When should I use the exponential distribution?
Use the exponential distribution when: (1) events occur randomly and independently, (2) the rate is constant over time (no aging), (3) you are modeling time/distance between events. Examples: time between customer arrivals, time between radioactive decays, distance between potholes on a road. Do NOT use it for: component lifetimes with wear-out (use Weibull), or processes where the rate changes over time.
What is the hazard rate of the exponential distribution?
The hazard rate (failure rate) of the exponential distribution is constant and equal to λ. This means the probability of failure in the next instant is the same regardless of how long the item has been operating. This constant hazard rate corresponds to the "useful life" period in the bathtub curve of reliability engineering, between early failures (decreasing rate) and wear-out failures (increasing rate).
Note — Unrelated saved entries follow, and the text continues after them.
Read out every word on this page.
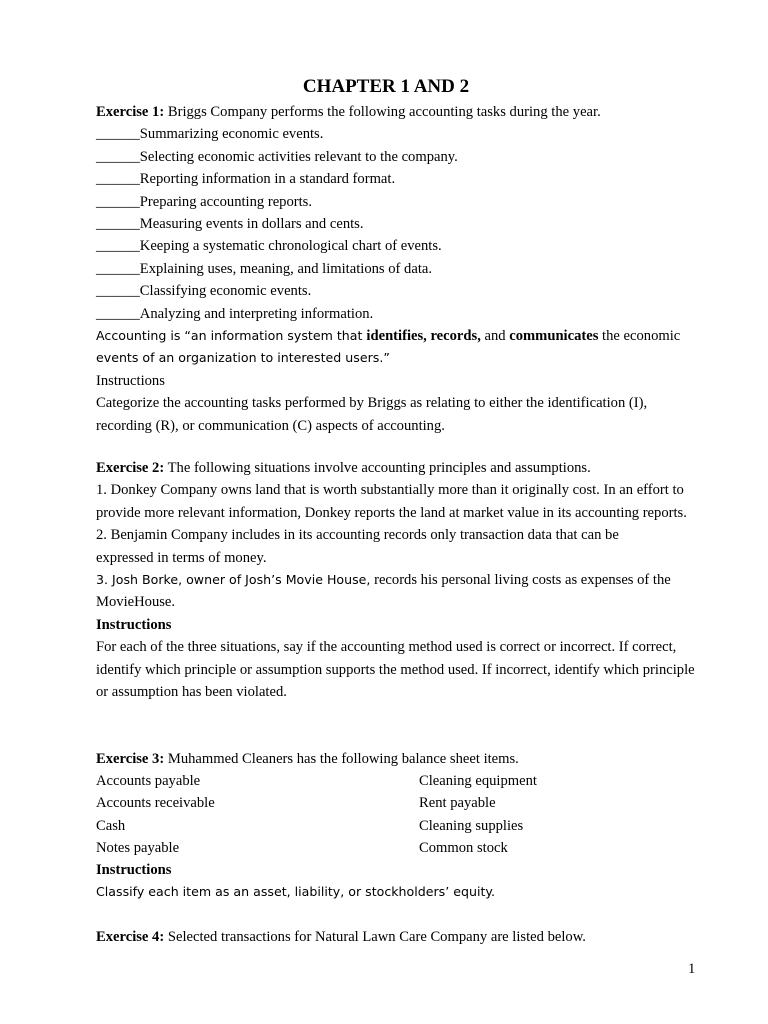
CHAPTER 1 AND 2
Exercise 1: Briggs Company performs the following accounting tasks during the year.
______Summarizing economic events.
______Selecting economic activities relevant to the company.
______Reporting information in a standard format.
______Preparing accounting reports.
______Measuring events in dollars and cents.
______Keeping a systematic chronological chart of events.
______Explaining uses, meaning, and limitations of data.
______Classifying economic events.
______Analyzing and interpreting information.
Accounting is “an information system that identifies, records, and communicates the economic
events of an organization to interested users.”
Instructions
Categorize the accounting tasks performed by Briggs as relating to either the identification (I), recording (R), or communication (C) aspects of accounting.
Exercise 2: The following situations involve accounting principles and assumptions.
1. Donkey Company owns land that is worth substantially more than it originally cost. In an effort to provide more relevant information, Donkey reports the land at market value in its accounting reports.
2. Benjamin Company includes in its accounting records only transaction data that can be expressed in terms of money.
3. Josh Borke, owner of Josh’s Movie House, records his personal living costs as expenses of the MovieHouse.
Instructions
For each of the three situations, say if the accounting method used is correct or incorrect. If correct, identify which principle or assumption supports the method used. If incorrect, identify which principle or assumption has been violated.
Exercise 3: Muhammed Cleaners has the following balance sheet items.
Accounts payable	Cleaning equipment
Accounts receivable	Rent payable
Cash	Cleaning supplies
Notes payable	Common stock
Instructions
Classify each item as an asset, liability, or stockholders’ equity.
Exercise 4: Selected transactions for Natural Lawn Care Company are listed below.
1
How do I estimate λ from data?
The maximum likelihood estimator of λ is the reciprocal of the sample mean: λ̂ = n / Σxᵢ = 1/x̄. For example, if you observe 10 inter-arrival times averaging 5 minutes, then λ̂ = 1/5 = 0.2 events per minute. The confidence interval for λ uses the chi-square distribution: 2nλ̂/χ²(α/2, 2n) to 2nλ̂/χ²(1-α/2, 2n).